Decision: Implement 6 primary hook points covering the complete MCP request/response lifecycle:

class HookType(str, Enum):
    PROMPT_PRE_FETCH = "prompt_pre_fetch"     # Before prompt retrieval
    PROMPT_POST_FETCH = "prompt_post_fetch"   # After prompt rendering
    TOOL_PRE_INVOKE = "tool_pre_invoke"       # Before tool execution
    TOOL_POST_INVOKE = "tool_post_invoke"     # After tool execution
    RESOURCE_PRE_FETCH = "resource_pre_fetch" # Before resource fetch
    RESOURCE_POST_FETCH = "resource_post_fetch" # After resource fetch

Rationale: - Complete coverage of MCP request lifecycle enables comprehensive AI safety - Pre/post pattern supports both input validation and output sanitization - Resource hooks enable content filtering and security scanning - Extensible design allows future hook additions (auth, federation, etc.)

3. Plugin Execution Model: Sequential with Conditional Logic

Decision: Execute plugins sequentially by priority with sophisticated conditional execution:

class PluginExecutor:
    async def execute(self, plugins, payload, global_context, ...):
        for plugin in sorted_plugins_by_priority:
            # Check conditions (server_ids, tools, tenants, etc.)
            if plugin.conditions and not matches_conditions(...):
                continue

            result = await execute_with_timeout(plugin, ...)
            if not result.continue_processing:
                if plugin.mode == PluginMode.ENFORCE:
                    return block_request(result.violation)
                elif plugin.mode == PluginMode.PERMISSIVE:
                    log_warning_and_continue()

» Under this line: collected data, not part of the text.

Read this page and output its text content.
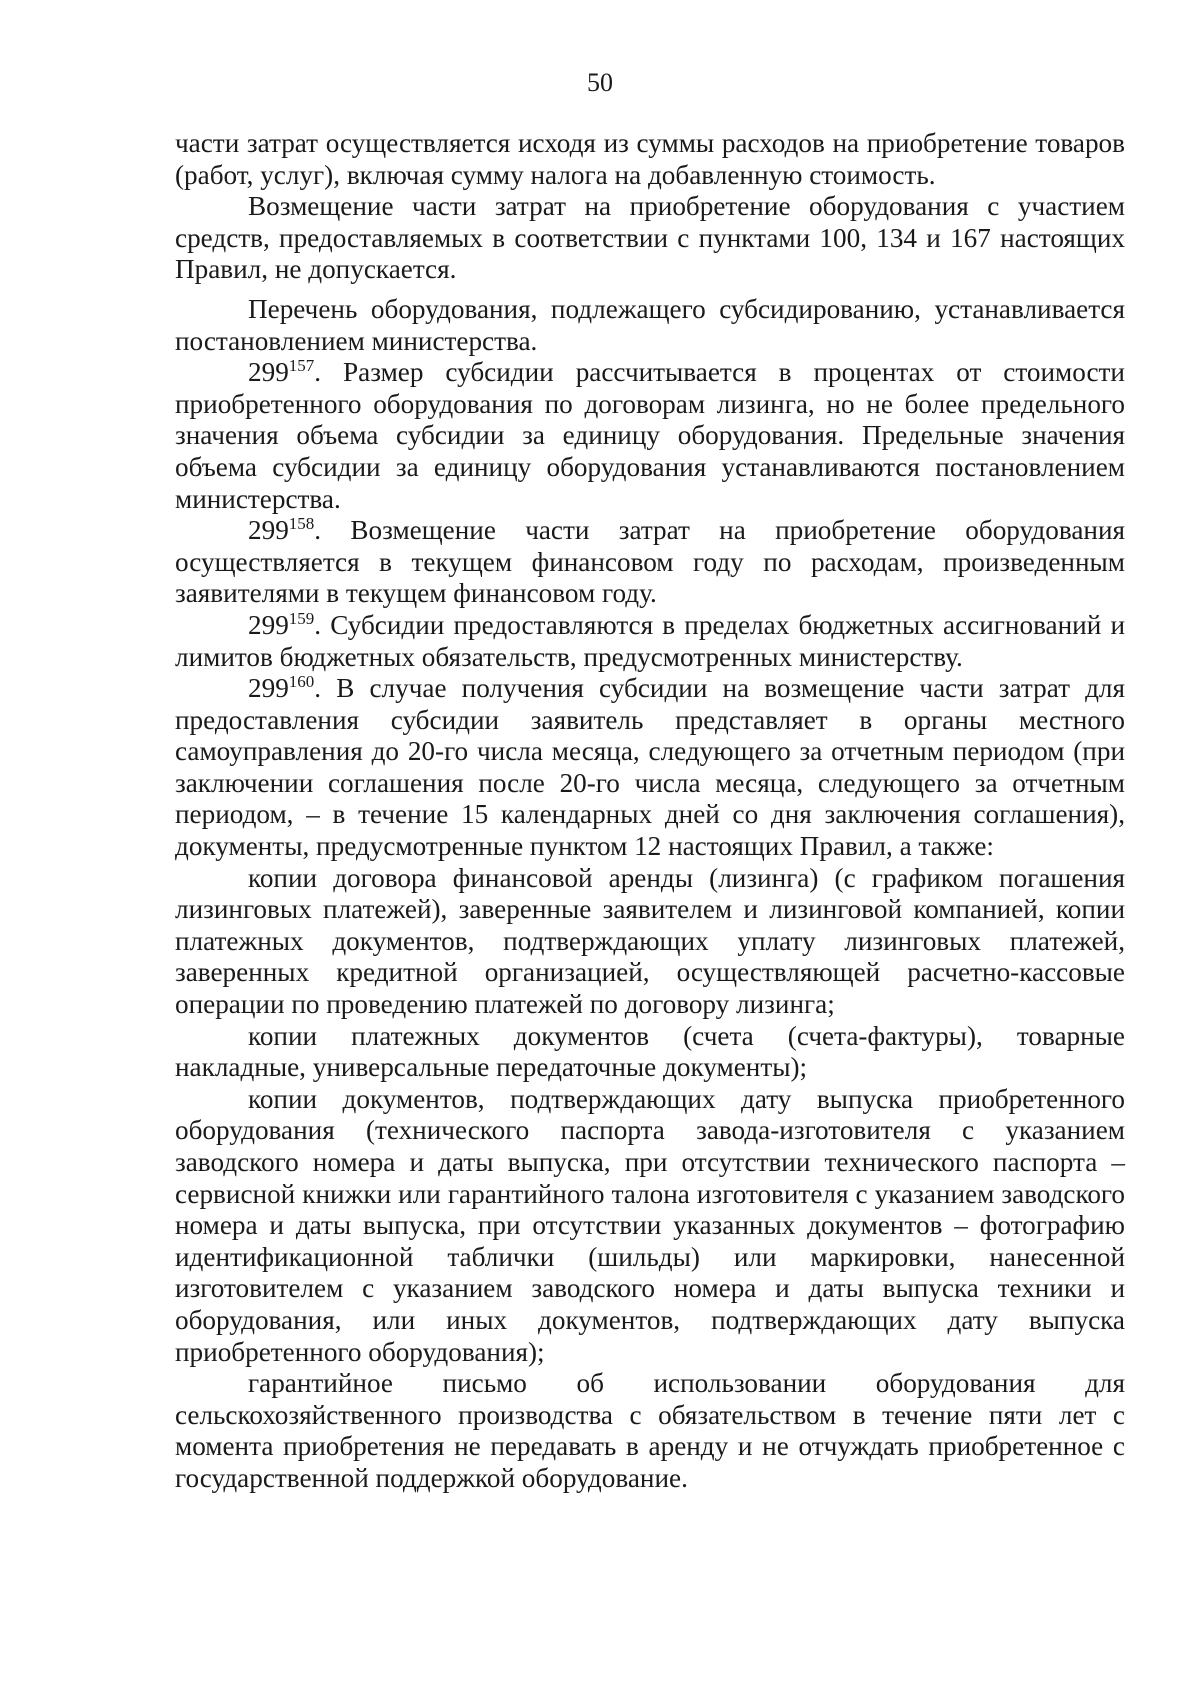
50

части затрат осуществляется исходя из суммы расходов на приобретение товаров (работ, услуг), включая сумму налога на добавленную стоимость.

Возмещение части затрат на приобретение оборудования с участием средств, предоставляемых в соответствии с пунктами 100, 134 и 167 настоящих Правил, не допускается.

Перечень оборудования, подлежащего субсидированию, устанавливается постановлением министерства.

$299^{157}$. Размер субсидии рассчитывается в процентах от стоимости приобретенного оборудования по договорам лизинга, но не более предельного значения объема субсидии за единицу оборудования. Предельные значения объема субсидии за единицу оборудования устанавливаются постановлением министерства.

$299^{158}$. Возмещение части затрат на приобретение оборудования осуществляется в текущем финансовом году по расходам, произведенным заявителями в текущем финансовом году.

$299^{159}$. Субсидии предоставляются в пределах бюджетных ассигнований и лимитов бюджетных обязательств, предусмотренных министерству.

$299^{160}$. В случае получения субсидии на возмещение части затрат для предоставления субсидии заявитель представляет в органы местного самоуправления до 20-го числа месяца, следующего за отчетным периодом (при заключении соглашения после 20-го числа месяца, следующего за отчетным периодом, – в течение 15 календарных дней со дня заключения соглашения), документы, предусмотренные пунктом 12 настоящих Правил, а также:

копии договора финансовой аренды (лизинга) (с графиком погашения лизинговых платежей), заверенные заявителем и лизинговой компанией, копии платежных документов, подтверждающих уплату лизинговых платежей, заверенных кредитной организацией, осуществляющей расчетно-кассовые операции по проведению платежей по договору лизинга;

копии платежных документов (счета (счета-фактуры), товарные накладные, универсальные передаточные документы);

копии документов, подтверждающих дату выпуска приобретенного оборудования (технического паспорта завода-изготовителя с указанием заводского номера и даты выпуска, при отсутствии технического паспорта – сервисной книжки или гарантийного талона изготовителя с указанием заводского номера и даты выпуска, при отсутствии указанных документов – фотографию идентификационной таблички (шильды) или маркировки, нанесенной изготовителем с указанием заводского номера и даты выпуска техники и оборудования, или иных документов, подтверждающих дату выпуска приобретенного оборудования);

гарантийное письмо об использовании оборудования для сельскохозяйственного производства с обязательством в течение пяти лет с момента приобретения не передавать в аренду и не отчуждать приобретенное с государственной поддержкой оборудование.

Rationale: - Sequential execution provides predictable behavior and easier debugging - Priority-based ordering ensures security plugins run before transformers - Conditional execution enables fine-grained plugin targeting by context - Multi-mode support (enforce/permissive/disabled) enables flexible deployment

4. Configuration Strategy: File-Based with Database Extension Path

Decision: Primary file-based configuration with structured validation and future database support:

# plugins/config.yaml
plugins:
  - name: "PIIFilterPlugin"
    kind: "plugins.pii_filter.pii_filter.PIIFilterPlugin"
    hooks: ["prompt_pre_fetch", "tool_pre_invoke"]
    mode: "enforce"  # enforce | permissive | disabled
    priority: 50     # Lower = higher priority
    conditions:
      - server_ids: ["prod-server"]
        tools: ["sensitive-tool"]
    config:
      detect_ssn: true
      mask_strategy: "partial"

Rationale: - File-based configuration supports GitOps workflows and version control - Structured validation with Pydantic ensures configuration correctness - Hierarchical conditions enable precise plugin targeting - Plugin-specific config sections support complex plugin parameters

5. Security & Isolation Model: Process Isolation with Resource Limits

Decision: In-process execution with comprehensive timeout and resource protection:

class PluginExecutor:
    async def _execute_with_timeout(self, plugin, ...):
        return await asyncio.wait_for(
            plugin_execution,
            timeout=self.timeout  # Default 30s
        )

    def _validate_payload_size(self, payload):
        if payload_size > MAX_PAYLOAD_SIZE:  # 1MB limit
            raise PayloadSizeError(...)

Rationale: - Timeout protection prevents plugin hangs from affecting gateway - Payload size limits prevent memory exhaustion attacks - Error isolation ensures plugin failures don't crash the gateway - Audit logging tracks all plugin executions and violations

6. Context Management: Request-Scoped with Automatic Cleanup

Decision: Sophisticated context management with automatic lifecycle handling:

class PluginContext(GlobalContext):
    state: dict[str, Any] = {}      # Cross-plugin shared state
    metadata: dict[str, Any] = {}   # Plugin execution metadata

class PluginManager:
    _context_store: Dict[str, Tuple[PluginContextTable, float]] = {}

    async def _cleanup_old_contexts(self):
        # Remove contexts older than CONTEXT_MAX_AGE (1 hour)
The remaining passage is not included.